Medicare as we know it still needs expansion. While we are proud of the economic barriers we've removed for things like hospital care and physician visits, many areas of service remain under costly private sector delivery with growing out of pocket costs for patients.
The time is now to build on the legacy of Tommy Douglas and improve the system while removing barriers to access.
The highlights of our submission are below, and you can download the full submission here.
Our submission highlighted suggestions and areas of concern including:
Minimum Funding to Maintain the System
Alberta's economy is expected to grow in 2018, while our population should continue to increase. At a bare minimum, our health system needs to see funding grow to meet Consumer Price Index increases as well as population growth, just to maintain current levels of service. Anything less than that would be a cut to the system, forcing AHS, providers, and staff to do more with less.
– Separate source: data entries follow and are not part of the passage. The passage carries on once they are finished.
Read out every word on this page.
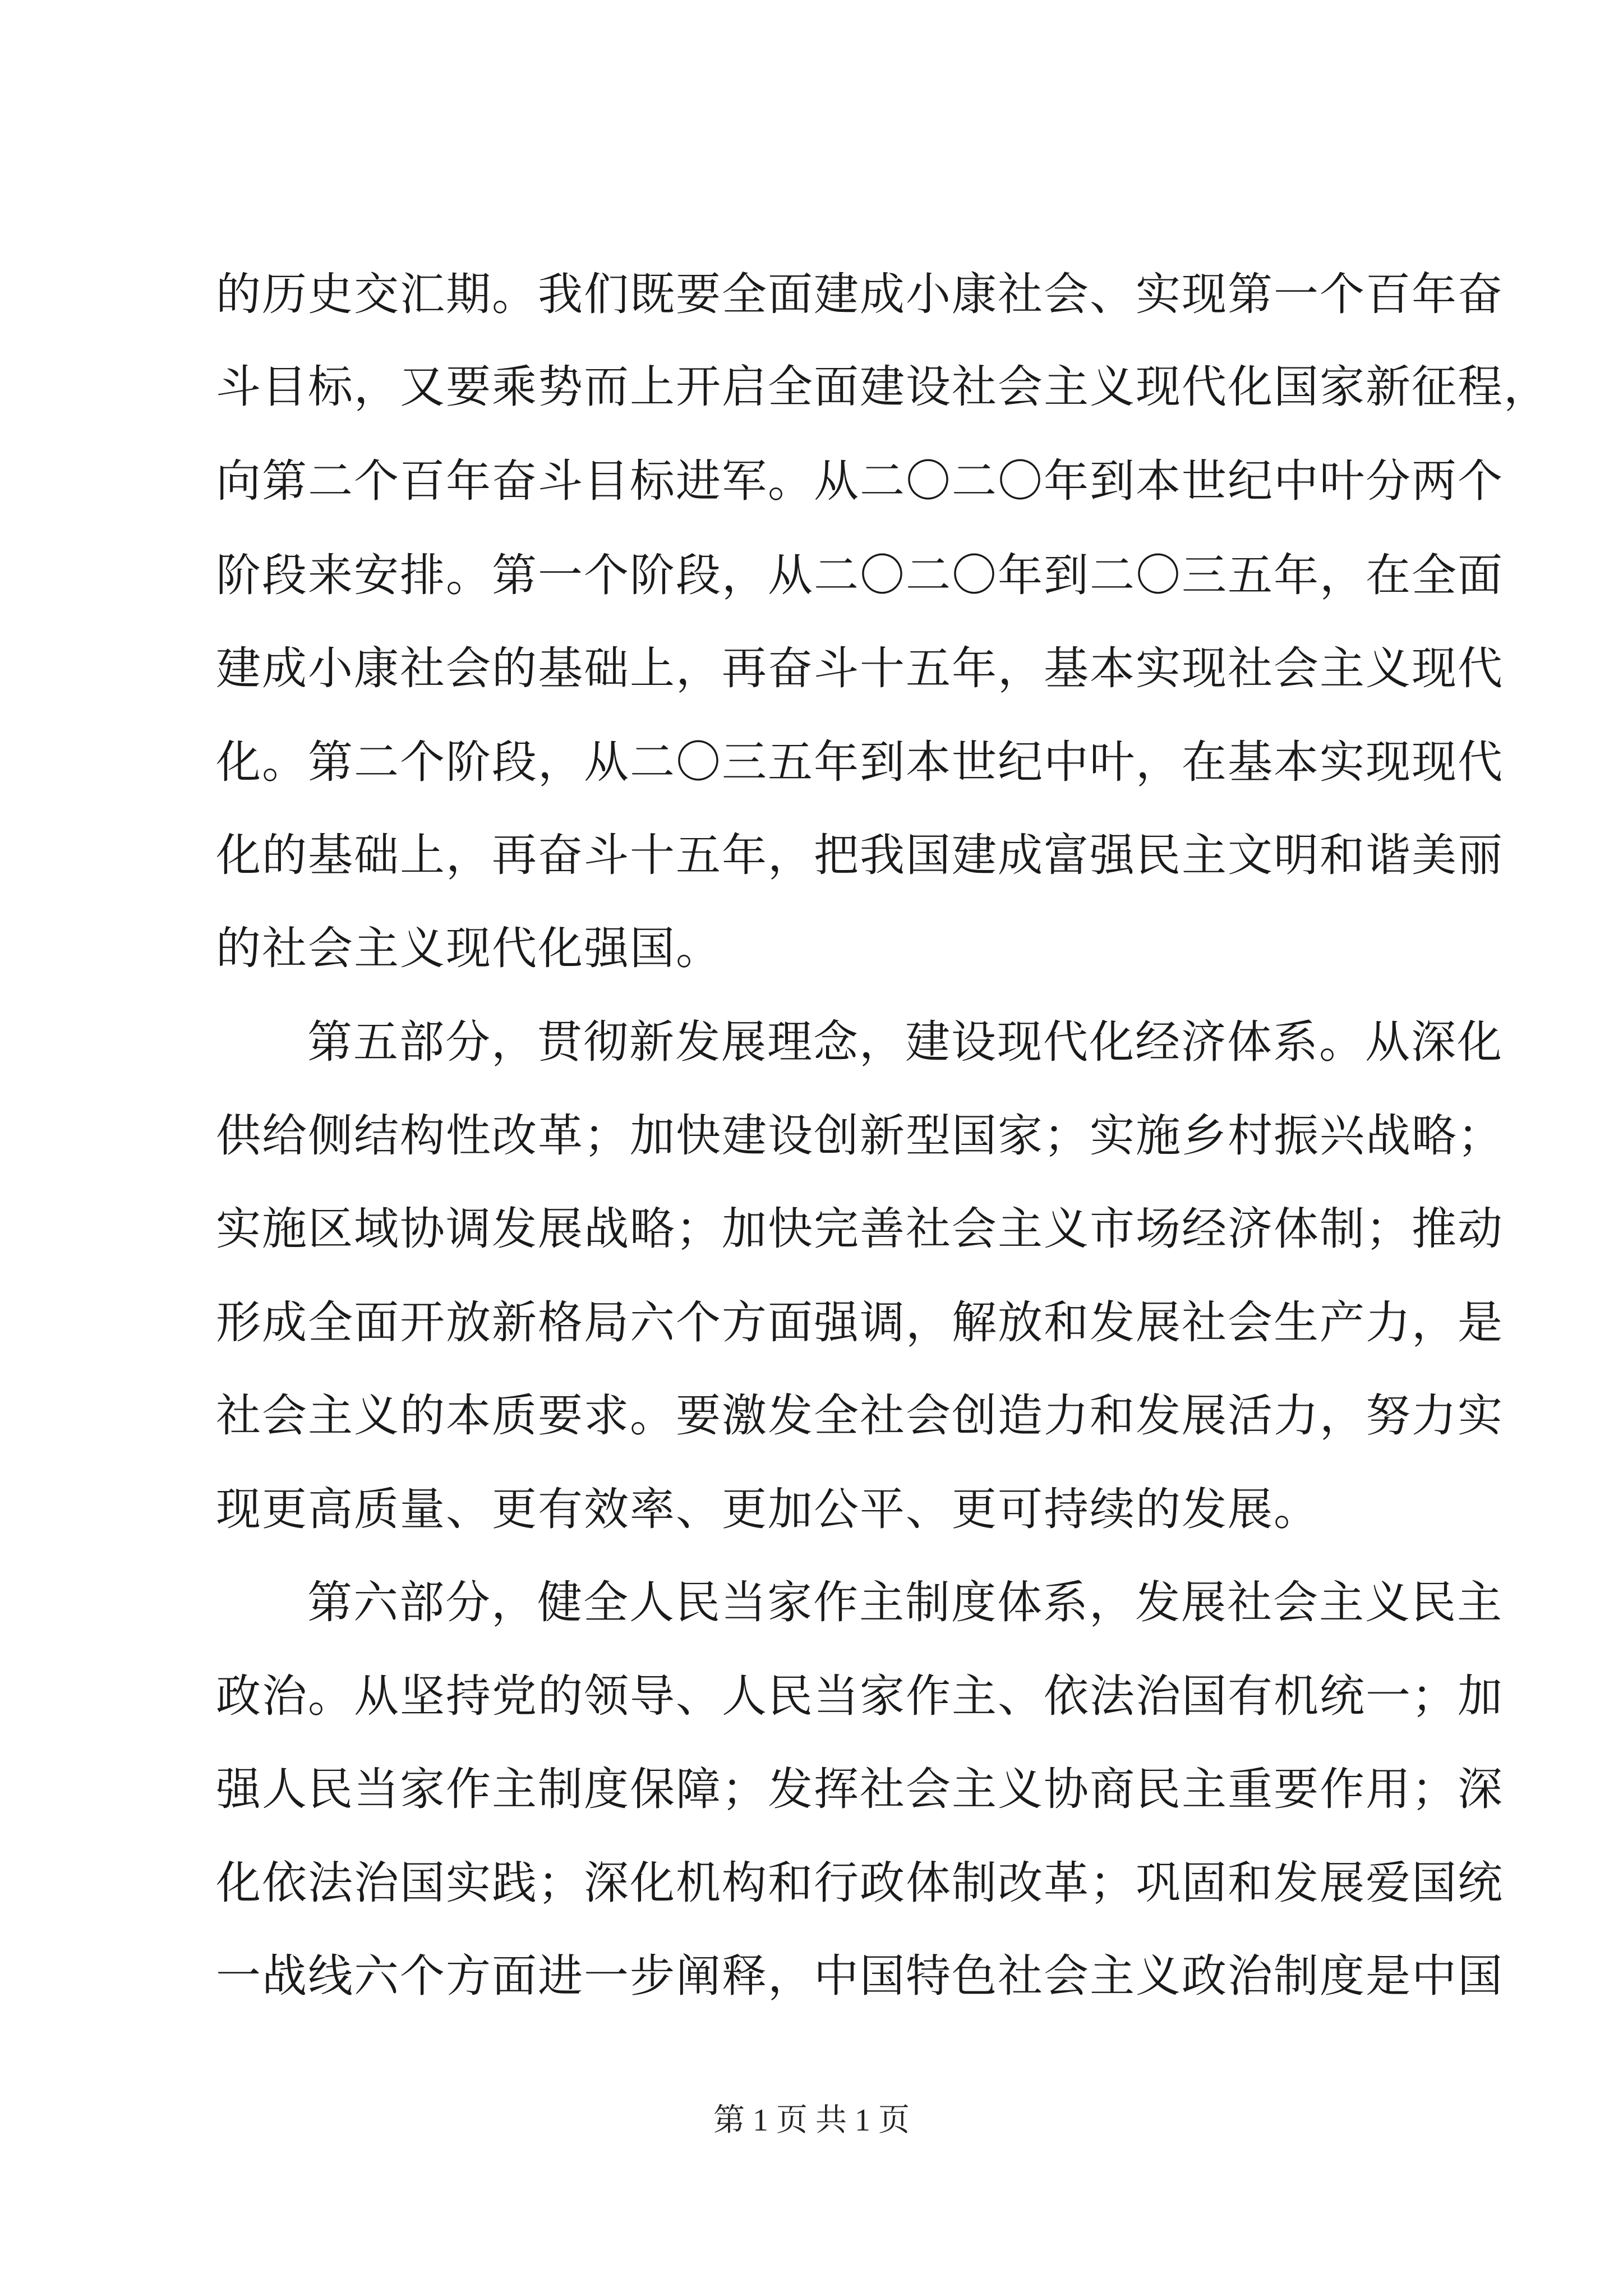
的历史交汇期。我们既要全面建成小康社会、实现第一个百年奋
斗目标，又要乘势而上开启全面建设社会主义现代化国家新征程，
向第二个百年奋斗目标进军。从二〇二〇年到本世纪中叶分两个
阶段来安排。第一个阶段，从二〇二〇年到二〇三五年，在全面
建成小康社会的基础上，再奋斗十五年，基本实现社会主义现代
化。第二个阶段，从二〇三五年到本世纪中叶，在基本实现现代
化的基础上，再奋斗十五年，把我国建成富强民主文明和谐美丽
的社会主义现代化强国。
第五部分，贯彻新发展理念，建设现代化经济体系。从深化
供给侧结构性改革；加快建设创新型国家；实施乡村振兴战略；
实施区域协调发展战略；加快完善社会主义市场经济体制；推动
形成全面开放新格局六个方面强调，解放和发展社会生产力，是
社会主义的本质要求。要激发全社会创造力和发展活力，努力实
现更高质量、更有效率、更加公平、更可持续的发展。
第六部分，健全人民当家作主制度体系，发展社会主义民主
政治。从坚持党的领导、人民当家作主、依法治国有机统一；加
强人民当家作主制度保障；发挥社会主义协商民主重要作用；深
化依法治国实践；深化机构和行政体制改革；巩固和发展爱国统
一战线六个方面进一步阐释，中国特色社会主义政治制度是中国
第 1 页 共 1 页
Budget 2018 should meet these funding growth increases while continuing to fund important promises like building 2,000 new public long-term care beds.
Bending the Privatization Curve
Budget 2018 can realize savings by better managing heavily privatized areas of care like home care and facility based continuing care. Every patient properly placed in continuing care instead of occupying hospital beds saves the system money.
At the same time, we should be looking to public delivery of those services. Private delivery is not transparent - we do not have the ability to see the contracts AHS enters into with these providers. We also have no strings attached to the funding that prevents needed public sector dollars that should be going to front line care from going to profit margins or executive bonuses.
We also hope to see better regulation, monitoring, and enforcement of the Canada Health Act for the expensive and exclusive fee-based private clinics in Alberta. Many of these clinics still refer or even provide insured services, and so we need to better understand and regulate the flow of public dollars to them.
Building the Future of Medicare
Alberta should be a leader in realizing the vision of advocates like Tommy Douglas for a modernized and expanded public system.
This should start with prescription drugs. If we can not secure an agreement for a national universal prescription drug plan, Alberta should show it can be done at the provincial level to provide needed medications to all, and to realize economy wide savings by eliminating the need for private drug insurance.
Finding Savings by Supporting Choice
Health Minister Sarah Hoffman is to be praised for her decision to provide universal coverage of the abortion pill Mifegymiso, as a means to secure access to reproductive care in all areas of the province.
The same principles should apply to access to fertility services and hormone replacement therapy for trans patients.
We could save the health system millions of dollars a year by reversing the decision to send fertility services in Edmonton to a private clinic and instead expand public coverage to include in-vitro-fertilization.
Trans patients could also be better served by removing unnecessary specialist referrals for hormone replacement therapy, which should also realize savings for the system through informed consent prescribing.